Gadis itu mengangguk kecil, mencoba memahami lagi setiap kalimat yang diucapkan laki-laki muda tersebut. Meski sedikit bingung, tapi gadis itu paham apa yang dimaksud laki-laki itu.

"lalu sekolah saya, om?" tanyanya.
"kamu gak usah kuatir. Gak usah memikirkan soal biaya sekolah kamu juga. Om yang akan urus semuanya. Om akan membiayai sekolah kamu, sampai kamu bisa mandiri. Dan tolong sampaikan sama Ibu kamu, agar membuat kue lebih banyak dari biasanya serta buatlah kue dengan berbagai jenis.." ucap laki-laki itu sambil mengusap lembut kepala gadis kecil itu.

Setelah berpikir sejenak. Gadis itu akhirnya tersenyum lebar. "ini benaran kan, om?" tanyanya, "saya bisa sekolah lagi..?" lanjutnya sedikit girang.
Laki-laki itu tersenyum lembut dan mengangguk.
"terima kasih, om.." ucap gadis kecil itu, sambil berusaha memeluk laki-laki itu.
Laki-laki muda itu merangkul gadis kecil itu, matanya berkaca. Ia terharu melihat betapa gembiranya gadis kecil itu bisa sekolah lagi.
"dan hari ini, kue kamu om borong semua, biar Ibumu bisa bayar kontrakan." ucap laki-laki itu sambil melepaskan dekapannya. "tapi kamu harus janji sama om. Kalau kamu harus belajar dengan rajin. Dan kamu harus jadi anak yang cerdas.."
"iya, om. Saya akan belajar yang rajin, agar menjadi anak yang cerdas.." Gadis itu berkata penuh semangat.

**************

Gadis kecil penjual kue itu, berlari-lari kecil menuju komplek perumahannya, sambil sedikit bersenandung riang. Hatinya begitu bahagia. Akhirnya ia bisa sekolah lagi, sambil tetap bisa bantu Ibunya berjualan. Ia ingin cepat pulang, ia ingin cepat sampai di rumah. Ia ingin segera menceritakan semua kabar gembira yang ia dapat hari ini, kepada sang Ibu.
Ibunya pasti sangat senang. Pikir gadis kecil itu, sambil terus melangkah.

Sementara itu, dari kejauhan laki-laki muda tersebut menatap kepergian sang gadis dengan perasaan  campur aduk. Air mata yang tadinya ia tahan, akhirnya menetes perlahan membasahi pipinya. Pikirannya menerawang. Ia teringat kembali peristiwa dua tahun silam. Peristiwa yang terus membebaninya selama dua tahun ini.

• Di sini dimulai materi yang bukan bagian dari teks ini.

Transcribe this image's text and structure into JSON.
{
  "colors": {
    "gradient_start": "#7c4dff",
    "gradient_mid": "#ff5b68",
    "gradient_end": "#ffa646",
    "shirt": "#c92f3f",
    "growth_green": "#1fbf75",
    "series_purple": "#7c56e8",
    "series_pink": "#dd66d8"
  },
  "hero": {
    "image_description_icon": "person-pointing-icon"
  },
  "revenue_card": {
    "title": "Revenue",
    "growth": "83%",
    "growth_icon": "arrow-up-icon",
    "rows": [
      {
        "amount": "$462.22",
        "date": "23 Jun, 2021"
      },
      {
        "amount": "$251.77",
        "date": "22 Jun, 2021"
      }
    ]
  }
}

Peristiwa itu terjadi begitu cepat. Ketika waktu itu laki-laki muda tersebut harus buru-buru pulang kembali, walau ia baru saja sampai ke tokonya. Karena ia baru saja dapat kabar dari Ibunya, kalau Ayahnya tiba-tiba terkena serangan jantung dan harus segera di bawa ke rumah sakit.
Laki-laki muda tersebut menyetir mobilnya dengan kecepatan penuh dan dengan perasaan cemas, takut ia terlambat sampai ke rumah. Sehingga tanpa ia sadari, sebuah sepeda motor, tiba-tiba muncul dari sebuah gang yang membuat laki-laki muda itu kaget dan segera membanting stir mobilnya. Namun ternyata ia sudah terlambat, sepeda motor itu mengenai ban belakang mobilnya, sehingga mengakibatkan sepeda motor tersebut terlempar ke trotoar jalan.
Laki-laki itu semakin kaget, ia termangu beberapa saat. Namun kembali ia teringat akan Ibunya yang sedang menunggunya di rumah, untuk membawa Ayahnya ke rumah sakit.

Segera laki-laki menginjak pedal gas mobilnya lagi, tak pedulikan keadaan pengendara sepede motor yang menabrak mobilnya. Sekilas laki-laki itu melihat melalui spion mobilnya, orang-orang mulai berkerumunan mendekati pengendara sepeda motor yang mengalami kecelakaan tersebut. Laki-laki muda tersebut juga masih sempat melihat, kalau pengendara sepeda motor tersebut ialah seorang laki-laki yang membonceng seorang perempuan. Namun laki-laki itu, terus saja melaju menuju rumahnya, meski dengan perasaan penuh rasa bersalah.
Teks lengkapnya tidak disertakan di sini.